# “The Difference Between Rock and Stone” Winner’s Thread



## Chesters Daughter (Aug 25, 2019)

We’ve traveled a rocky road this month, ugh please don’t assemble to stone me for that comment, and the masses have spoken. That said, please join us in congratulating our well-worthy winner, *Gumby* for her stunning victorious entry, *Apache Tear Drops*.

In addition to receiving this month’s Laureate, Gumby also has the honor of selecting our next prompt.


Goodness, sis, your brilliance is blinding. All of your work is always awe inspiring, but this piece is perfect, and so moving I won’t even try to convey the depth of same for mere words are woefully insufficient to do so. I’m elated it triumphed. Needless to say, you got my vote. Super kudos! I wanna be just like you when I grow up, lol.

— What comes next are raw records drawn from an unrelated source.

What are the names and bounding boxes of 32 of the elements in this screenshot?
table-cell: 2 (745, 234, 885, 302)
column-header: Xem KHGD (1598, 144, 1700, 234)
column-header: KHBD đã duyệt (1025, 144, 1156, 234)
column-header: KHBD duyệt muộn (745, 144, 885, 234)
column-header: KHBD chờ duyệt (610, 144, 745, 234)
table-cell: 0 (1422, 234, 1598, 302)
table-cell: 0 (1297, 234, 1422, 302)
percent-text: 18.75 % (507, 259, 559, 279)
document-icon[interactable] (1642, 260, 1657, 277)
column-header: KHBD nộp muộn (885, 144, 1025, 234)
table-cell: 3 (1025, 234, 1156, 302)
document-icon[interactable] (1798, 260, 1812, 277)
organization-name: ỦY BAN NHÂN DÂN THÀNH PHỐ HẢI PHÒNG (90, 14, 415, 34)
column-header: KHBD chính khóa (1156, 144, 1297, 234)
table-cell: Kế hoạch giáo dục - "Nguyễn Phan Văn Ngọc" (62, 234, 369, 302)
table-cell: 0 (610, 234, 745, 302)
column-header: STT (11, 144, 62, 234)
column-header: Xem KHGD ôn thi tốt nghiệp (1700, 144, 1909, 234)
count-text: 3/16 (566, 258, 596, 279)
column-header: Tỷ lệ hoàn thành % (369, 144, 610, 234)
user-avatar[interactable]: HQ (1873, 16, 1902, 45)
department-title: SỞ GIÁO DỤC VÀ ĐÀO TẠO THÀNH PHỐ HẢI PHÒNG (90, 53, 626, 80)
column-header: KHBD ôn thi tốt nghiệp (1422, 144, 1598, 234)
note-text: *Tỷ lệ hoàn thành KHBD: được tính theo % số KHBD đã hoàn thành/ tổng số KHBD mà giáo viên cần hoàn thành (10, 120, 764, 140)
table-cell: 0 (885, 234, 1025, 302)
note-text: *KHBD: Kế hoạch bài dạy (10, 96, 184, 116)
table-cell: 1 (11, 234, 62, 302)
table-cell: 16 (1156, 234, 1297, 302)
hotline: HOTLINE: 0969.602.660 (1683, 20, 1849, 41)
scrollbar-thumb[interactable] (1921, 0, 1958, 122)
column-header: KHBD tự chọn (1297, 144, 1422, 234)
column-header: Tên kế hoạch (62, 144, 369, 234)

Hugs.


----------



## Phil Istine (Aug 26, 2019)

Yes, it was easily pick of the bunch and that's reflected in the voting.  Good work, Gumby.


----------



## PiP (Aug 26, 2019)

Congratulations, Cindy!


----------



## Gumby (Aug 26, 2019)

Thank you all so very much!

Sis, I'm happy, flattered and humbled by your praise! You've always inspired me through all the years we've been plugging away at this thing we love so much.


----------



## jenthepen (Aug 26, 2019)

Congratulations, Gumby! Your poem was beautifully delicate and understated and more powerful for it. A poem in a league of its own that blew the rest of us out of the water and moved me as I read it. Very well done! :applouse:


----------



## Gumby (Aug 26, 2019)

Thank you, jen!


----------



## thefloridapoet (Sep 3, 2019)

Where can I read the poem?  I missed out on all the entries what with my traveling and everything.


----------



## Darren White (Sep 4, 2019)

thefloridapoet said:


> Where can I read the poem?  I missed out on all the entries what with my traveling and everything.


At the top of this thread is a link to the poem


----------



## thefloridapoet (Sep 4, 2019)

I don't know, call me stupid, but I have clicked on that like and cut and paste it into a new page and only come back onto this page.  I have tried the highlight of all the titles of that poem and no winner's poem pops up yet!   What am I missing??


----------



## Gumby (Sep 4, 2019)

*


Apache Tear Drops*


----------



## Darren White (Sep 4, 2019)

it's this one 
https://www.writingforums.com/threads/183697-Anonymous-August-Challenge-%E2%80%9CThe-Difference-Between-Rock-and-Stone%E2%80%9D?p=2236533&viewfull=1#post2236533


----------